Columna publicada en El Líbero, 09.05.2017

Una de las características de nuestra época es que miramos gran parte de la realidad a través del prisma de los derechos. Especialmente una vez conocidos los horrores de la II Guerra Mundial, cuando el uso de este lenguaje se convirtió en una suerte de ortodoxia. Vivimos en la “era de los derechos”, que habrían venido a salvar a la democracia de los peligros de la regla de la mayoría. Al incorporar derechos humanos, decidimos sustraer ciertas materias de la deliberación democrática: hay cosas –el derecho a no ser torturado es paradigmático– que simplemente están fuera de discusión. El uso indiscriminado de este recurso, sin embargo, se ha vuelto problemático.

Un buen ejemplo es la infructuosa discusión en torno a los derechos sociales. En décadas de debate, ni políticos ni académicos han logrado ponerse de acuerdo siquiera en cuál es el concepto de “derecho” que se usa para discutir: ¿que exista una acción (una demanda) para reclamarse judicialmente? ¿O basta, para que algo sea un derecho, que esté consagrado en una Constitución, sin tener una demanda asociada? (Y si así fuera, ¿qué peso tendría en cuanto derecho?) ¿O no es ninguna de las anteriores?

Tampoco se ven luces cuando se debate sobre qué significa que sean justiciables: ¿que se pueden reclamar ante los jueces del mismo modo que cuando se incumple un contrato? ¿O de otro modo? ¿O se busca que el Tribunal Constitucional tenga amplias facultades para revisar la legislación social? (¿Pero no que esas facultades del TC se pueden volver peligrosas?) Incluso la misma categoría es ambigua: ¿es lo mismo, y por lo tanto, requiere del mismo sistema institucional, hacer un examen médico que educar a un niño?

Todas estas preguntas admiten múltiples respuestas que rivalizan entre sí. Pero mientras no se estipulen mejor los términos bajo los que se discute, seguirá la tendencia a que se dé como un diálogo de sordos. Y esto es un problema porque, en paralelo, aumentan las expectativas de las personas y a la larga esto termina erosionando la calidad de nuestra vida democrática.

En este escenario, uno puede cuestionarse el marco general del debate.

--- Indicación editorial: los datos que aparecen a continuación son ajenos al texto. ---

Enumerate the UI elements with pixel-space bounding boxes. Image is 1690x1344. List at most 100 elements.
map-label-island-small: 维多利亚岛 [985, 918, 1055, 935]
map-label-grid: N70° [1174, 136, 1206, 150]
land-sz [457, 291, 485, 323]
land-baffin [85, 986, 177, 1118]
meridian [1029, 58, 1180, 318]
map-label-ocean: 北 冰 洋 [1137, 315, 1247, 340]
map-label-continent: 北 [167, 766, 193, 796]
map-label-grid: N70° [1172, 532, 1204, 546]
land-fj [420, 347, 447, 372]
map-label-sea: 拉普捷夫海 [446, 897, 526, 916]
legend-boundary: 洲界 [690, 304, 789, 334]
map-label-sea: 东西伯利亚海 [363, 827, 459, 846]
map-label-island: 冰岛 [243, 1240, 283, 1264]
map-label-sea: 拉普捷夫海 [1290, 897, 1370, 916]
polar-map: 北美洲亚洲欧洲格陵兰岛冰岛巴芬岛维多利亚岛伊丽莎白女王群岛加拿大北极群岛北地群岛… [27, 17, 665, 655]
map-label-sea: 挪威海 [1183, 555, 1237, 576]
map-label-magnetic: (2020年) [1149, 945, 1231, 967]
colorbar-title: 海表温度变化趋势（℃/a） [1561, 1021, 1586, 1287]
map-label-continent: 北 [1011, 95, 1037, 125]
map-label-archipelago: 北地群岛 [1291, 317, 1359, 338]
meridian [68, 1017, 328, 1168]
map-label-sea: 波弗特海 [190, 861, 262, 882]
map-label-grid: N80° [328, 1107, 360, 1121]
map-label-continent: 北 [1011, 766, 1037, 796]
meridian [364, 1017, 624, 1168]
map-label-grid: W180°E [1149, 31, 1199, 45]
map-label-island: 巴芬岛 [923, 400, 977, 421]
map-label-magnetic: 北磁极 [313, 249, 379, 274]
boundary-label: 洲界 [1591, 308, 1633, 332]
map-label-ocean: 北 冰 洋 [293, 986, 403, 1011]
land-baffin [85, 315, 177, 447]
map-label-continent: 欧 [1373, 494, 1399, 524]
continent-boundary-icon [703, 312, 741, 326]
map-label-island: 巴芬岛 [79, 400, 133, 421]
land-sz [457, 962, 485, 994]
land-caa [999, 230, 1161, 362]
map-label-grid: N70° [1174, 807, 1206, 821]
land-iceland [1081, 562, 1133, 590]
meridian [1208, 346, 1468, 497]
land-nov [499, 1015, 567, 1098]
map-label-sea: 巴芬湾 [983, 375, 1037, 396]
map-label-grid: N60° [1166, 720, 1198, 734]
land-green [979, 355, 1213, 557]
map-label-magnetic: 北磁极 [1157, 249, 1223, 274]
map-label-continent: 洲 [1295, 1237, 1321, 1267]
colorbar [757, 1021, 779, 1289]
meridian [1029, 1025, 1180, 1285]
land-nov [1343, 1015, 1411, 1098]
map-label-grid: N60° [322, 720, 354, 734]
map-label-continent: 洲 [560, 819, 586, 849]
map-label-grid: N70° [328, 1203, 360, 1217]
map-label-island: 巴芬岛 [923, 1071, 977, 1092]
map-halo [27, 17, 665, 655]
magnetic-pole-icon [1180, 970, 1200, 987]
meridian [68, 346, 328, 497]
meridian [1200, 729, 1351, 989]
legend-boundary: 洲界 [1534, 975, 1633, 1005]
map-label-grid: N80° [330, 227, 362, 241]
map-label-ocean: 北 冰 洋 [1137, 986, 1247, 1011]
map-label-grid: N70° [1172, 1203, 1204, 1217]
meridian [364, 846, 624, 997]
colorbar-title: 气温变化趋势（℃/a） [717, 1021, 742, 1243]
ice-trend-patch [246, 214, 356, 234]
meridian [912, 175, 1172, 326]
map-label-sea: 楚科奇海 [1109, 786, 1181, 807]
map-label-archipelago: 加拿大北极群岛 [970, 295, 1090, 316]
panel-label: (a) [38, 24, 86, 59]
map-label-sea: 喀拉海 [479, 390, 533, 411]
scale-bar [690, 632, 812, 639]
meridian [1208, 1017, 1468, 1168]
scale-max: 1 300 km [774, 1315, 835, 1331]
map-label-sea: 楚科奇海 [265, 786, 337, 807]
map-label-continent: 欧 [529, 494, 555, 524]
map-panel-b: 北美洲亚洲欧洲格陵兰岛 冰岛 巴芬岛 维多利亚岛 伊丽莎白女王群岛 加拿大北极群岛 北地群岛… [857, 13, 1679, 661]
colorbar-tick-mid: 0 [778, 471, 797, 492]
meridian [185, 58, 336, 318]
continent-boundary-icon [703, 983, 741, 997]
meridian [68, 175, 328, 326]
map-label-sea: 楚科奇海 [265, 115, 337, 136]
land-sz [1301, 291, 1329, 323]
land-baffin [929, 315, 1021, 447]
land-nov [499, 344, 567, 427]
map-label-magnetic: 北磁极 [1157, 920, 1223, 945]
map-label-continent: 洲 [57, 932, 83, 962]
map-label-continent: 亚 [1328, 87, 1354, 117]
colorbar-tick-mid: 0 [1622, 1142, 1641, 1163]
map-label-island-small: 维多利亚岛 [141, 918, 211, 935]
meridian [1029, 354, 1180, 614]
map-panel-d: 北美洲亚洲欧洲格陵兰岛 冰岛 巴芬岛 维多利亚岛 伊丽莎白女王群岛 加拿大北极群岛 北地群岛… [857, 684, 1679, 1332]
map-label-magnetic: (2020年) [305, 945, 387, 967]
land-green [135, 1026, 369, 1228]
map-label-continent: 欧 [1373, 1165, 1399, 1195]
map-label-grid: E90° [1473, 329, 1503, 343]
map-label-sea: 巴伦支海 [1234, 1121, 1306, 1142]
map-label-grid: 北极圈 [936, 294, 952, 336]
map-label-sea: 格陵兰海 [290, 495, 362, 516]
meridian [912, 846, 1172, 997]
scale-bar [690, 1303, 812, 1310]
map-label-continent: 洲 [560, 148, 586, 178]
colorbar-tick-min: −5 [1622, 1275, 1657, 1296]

Podríamos estar abordando la realidad –las exigencias de justicia que subyacen a la educación, salud o vivienda, por ejemplo– con una herramienta inadecuada. Tal vez no sea la mirada de los derechos la más precisa para entenderlas, ni tampoco para darles un tratamiento institucional. Es posible que sean otras instituciones jurídicas –distintas de los derechos individuales– las que permitan hacerlo mejor. Otra opción es que la reflexión propiamente política, con todas las especificidades que la distinguen del derecho, sea el mejor modo de aproximarse. ¿Significa esto que esos derechos son, en realidad, “metas políticas”? Es posible, pero advierto que ello no necesariamente supone la carga peyorativa que a veces se usa para quitarles relevancia. Cualquiera de esas dos alternativas, en todo caso, requiere ulterior argumentación que excede el objetivo de esta columna.

En este punto, quienes tengan especial preocupación por nuestros problemas de falta de justicia distributiva se pueden molestar y dejar de leer: “Ya llegó otro libertario”, pensarán. Error. Lo que acá se sugiere es que, precisamente, dada la relevancia de esas exigencias o demandas de justicia, vale la pena cuestionarse el modo de tratarlas institucionalmente. Sea cual sea la forma de abordarlos, el lenguaje de los derechos parece problemático: así lo demuestra el estado de la cuestión. La permanente falta de claridad respecto de lo que significa un derecho social, o cómo se garantiza, genera una distancia entre ciudadanos y representantes que se suma a los varios otros factores que están desgastando nuestra vida común. La promesa de los derechos de resguardar la democracia se puede estar volviendo en contra de ella.